Workshop planning committee co-chair and Forum member XinQi Dong from the Rush Institute for Healthy Aging presented an overview of adverse health outcomes of elder abuse. Data in this area was first presented in 1998 with the New Haven cohort study of residence that matched data to Adult Protective Services and demonstrated an independent relationship between elder abuse and mortality (Lachs et al., 1998). In the same cohort, the relationship with the long-term care placement was shown as well. Some of the later work by Margaret Baker and colleagues (2009) suggested that perhaps there was not as strong a link with mortality as previously thought. The Chicago Healthy Aging Project (CHAP), a 14-year prospective population-based study conducted in Chicago of nearly 10,000 community-dwelling older adults, has produced data showing the association between elder abuse and mortality, as well as associations with other health outcomes and indicators of health outcomes. Dong presented findings from the CHAP, which are summarized in Table 3-2.

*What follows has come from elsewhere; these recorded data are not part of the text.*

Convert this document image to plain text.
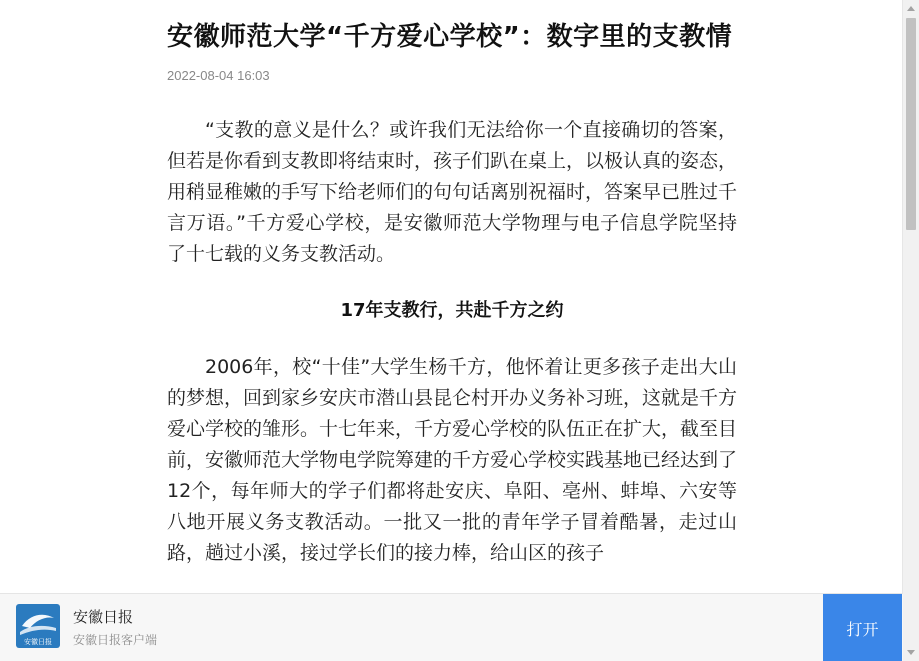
安徽师范大学“千方爱心学校”：数字里的支教情
2022-08-04 16:03

“支教的意义是什么？或许我们无法给你一个直接确切的答案，但若是你看到支教即将结束时，孩子们趴在桌上，以极认真的姿态，用稍显稚嫩的手写下给老师们的句句话离别祝福时，答案早已胜过千言万语。”千方爱心学校，是安徽师范大学物理与电子信息学院坚持了十七载的义务支教活动。

17年支教行，共赴千方之约

2006年，校“十佳”大学生杨千方，他怀着让更多孩子走出大山的梦想，回到家乡安庆市潜山县昆仑村开办义务补习班，这就是千方爱心学校的雏形。十七年来，千方爱心学校的队伍正在扩大，截至目前，安徽师范大学物电学院筹建的千方爱心学校实践基地已经达到了12个，每年师大的学子们都将赴安庆、阜阳、亳州、蚌埠、六安等八地开展义务支教活动。一批又一批的青年学子冒着酷暑，走过山路，趟过小溪，接过学长们的接力棒，给山区的孩子

安徽日报
安徽日报
安徽日报客户端
打开
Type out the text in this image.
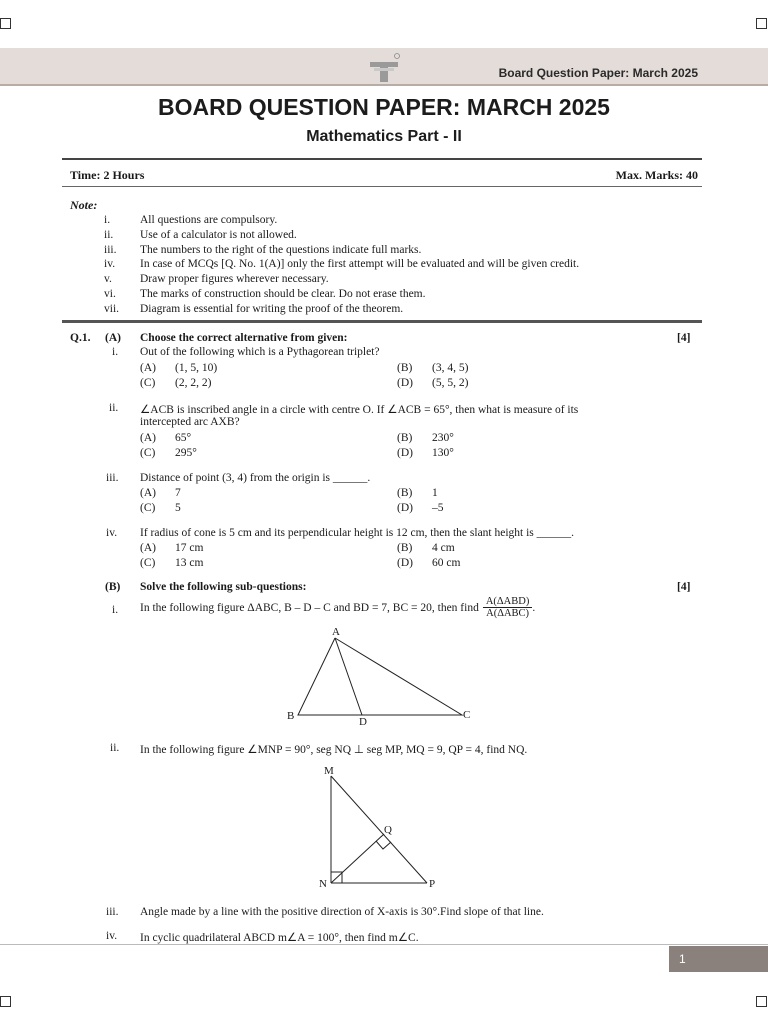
Board Question Paper: March 2025
BOARD QUESTION PAPER: MARCH 2025
Mathematics Part - II
Time: 2 Hours	Max. Marks: 40
Note:
i.	All questions are compulsory.
ii.	Use of a calculator is not allowed.
iii.	The numbers to the right of the questions indicate full marks.
iv.	In case of MCQs [Q. No. 1(A)] only the first attempt will be evaluated and will be given credit.
v.	Draw proper figures wherever necessary.
vi.	The marks of construction should be clear. Do not erase them.
vii.	Diagram is essential for writing the proof of the theorem.
Q.1. (A) Choose the correct alternative from given:	[4]
i. Out of the following which is a Pythagorean triplet?
(A) (1, 5, 10)	(B) (3, 4, 5)
(C) (2, 2, 2)	(D) (5, 5, 2)
ii. ∠ACB is inscribed angle in a circle with centre O. If ∠ACB = 65°, then what is measure of its
intercepted arc AXB?
(A) 65°	(B) 230°
(C) 295°	(D) 130°
iii. Distance of point (3, 4) from the origin is ______.
(A) 7	(B) 1
(C) 5	(D) –5
iv. If radius of cone is 5 cm and its perpendicular height is 12 cm, then the slant height is ______.
(A) 17 cm	(B) 4 cm
(C) 13 cm	(D) 60 cm
(B) Solve the following sub-questions:	[4]
i. In the following figure ΔABC, B – D – C and BD = 7, BC = 20, then find $\frac{\text{A(ΔABD)}}{\text{A(ΔABC)}}$ .
A
B	C
D
ii. In the following figure ∠MNP = 90°, seg NQ ⊥ seg MP, MQ = 9, QP = 4, find NQ.
M
N	P
Q
iii. Angle made by a line with the positive direction of X-axis is 30°.Find slope of that line.
iv. In cyclic quadrilateral ABCD m∠A = 100°, then find m∠C.
1
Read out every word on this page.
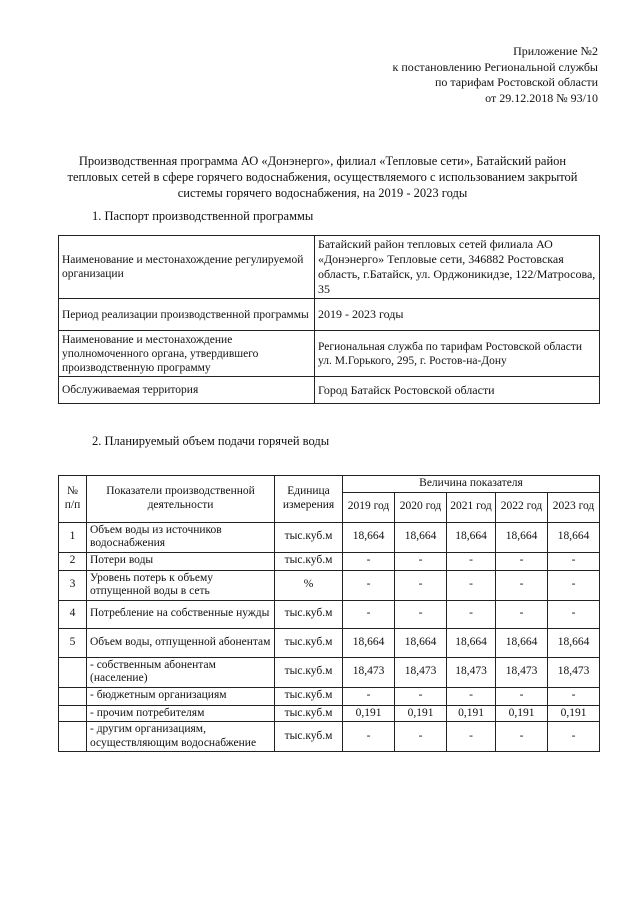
Приложение №2
к постановлению Региональной службы
по тарифам Ростовской области
от 29.12.2018 № 93/10
Производственная программа АО «Донэнерго», филиал «Тепловые сети», Батайский район
тепловых сетей в сфере горячего водоснабжения, осуществляемого с использованием закрытой
системы горячего водоснабжения, на 2019 - 2023 годы
1. Паспорт производственной программы
Наименование и местонахождение регулируемой организации	Батайский район тепловых сетей филиала АО «Донэнерго» Тепловые сети, 346882 Ростовская область, г.Батайск, ул. Орджоникидзе, 122/Матросова, 35
Период реализации производственной программы	2019 - 2023 годы
Наименование и местонахождение уполномоченного органа, утвердившего производственную программу	Региональная служба по тарифам Ростовской области ул. М.Горького, 295, г. Ростов-на-Дону
Обслуживаемая территория	Город Батайск Ростовской области
2. Планируемый объем подачи горячей воды
№ п/п	Показатели производственной деятельности	Единица измерения	Величина показателя				
			2019 год	2020 год	2021 год	2022 год	2023 год
1	Объем воды из источников водоснабжения	тыс.куб.м	18,664	18,664	18,664	18,664	18,664
2	Потери воды	тыс.куб.м	-	-	-	-	-
3	Уровень потерь к объему отпущенной воды в сеть	%	-	-	-	-	-
4	Потребление на собственные нужды	тыс.куб.м	-	-	-	-	-
5	Объем воды, отпущенной абонентам	тыс.куб.м	18,664	18,664	18,664	18,664	18,664
	- собственным абонентам (население)	тыс.куб.м	18,473	18,473	18,473	18,473	18,473
	- бюджетным организациям	тыс.куб.м	-	-	-	-	-
	- прочим потребителям	тыс.куб.м	0,191	0,191	0,191	0,191	0,191
	- другим организациям, осуществляющим водоснабжение	тыс.куб.м	-	-	-	-	-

Despite the contributions from the research that has been done to date, Acierno noted that still very little is known about elder abuse association with health outcomes, such as depression, stress, and other mental health consequences. More research is needed to better understand the relationship between elder abuse and a wider range of health outcomes.
TABLE 3-2 Summary of Chicago Healthy Aging Project (CHAP) Findings
Elder abuse and mortality
The data from the CHAP study has shown 5.9 deaths per 100 for those without elder abuse and 18.3 per 100 people with elder abuse. Mortality risk was higher among those with greater cognitive and functional impairment. Cardiovascular-related mortality risk was particularly high. Because the study was done over 14 years, the health of the participants changed over time and that was taken into consideration (Dong et al., 2009).
Elder self-neglect and mortality
The CHAP study data have shown reported elder self-neglect was associated with a significantly increased risk of 1-year mortality (Dong et al., 2009).
Elder self-neglect and emergency department (ED) use
Elder self-neglect is associated with increased rate of ED use and greater self-neglect severity is associated with greater increase in ED use (Dong et al., 2011b).
Elder abuse and mortality: psychosocial well-being
Mortality risk associated with elder abuse was most prominent among those with highest levels of depressive symptoms and lowest levels of social network and social engagement (Dong et al., 2011a).
Elder self-neglect and hospitalization
Elder self-neglect is associated with higher rate of hospitalization. This relationship was not moderated by medical comorbidities or cognitive or physical function (Dong et al., 2012; Dong and Simon, 2013d).
Elder self-neglect and hospice use
Elder self-neglect is associated with increased risk of hospice use, shorter length of stay in hospice care, and shorter time from hospice admission to death (Dong and Simon, 2013c).
Elder self-neglect and elder abuse
Elder self-neglect reporting is associated with increased risk for subsequent elder abuse reporting to social services agency (Dong et al., 2013).
Elder abuse and ED use
Elder abuse was associated with increased rates of ED use, and specific subtypes of elder abuse had differential association with increased rate of ED use (Dong and Simon, 2013a).
Elder abuse and hospitalization
Elder abuse was associated with increased rates of hospitalization (Dong and Simon, 2013d).
Elder abuse and skilled nursing facility (SNF) admissions
Elder abuse was associated with increased rates of admission to SNF. Specific subtypes of elder abuse had a differential association with an increased rate of admission to SNF (Dong and Simon, 2013b).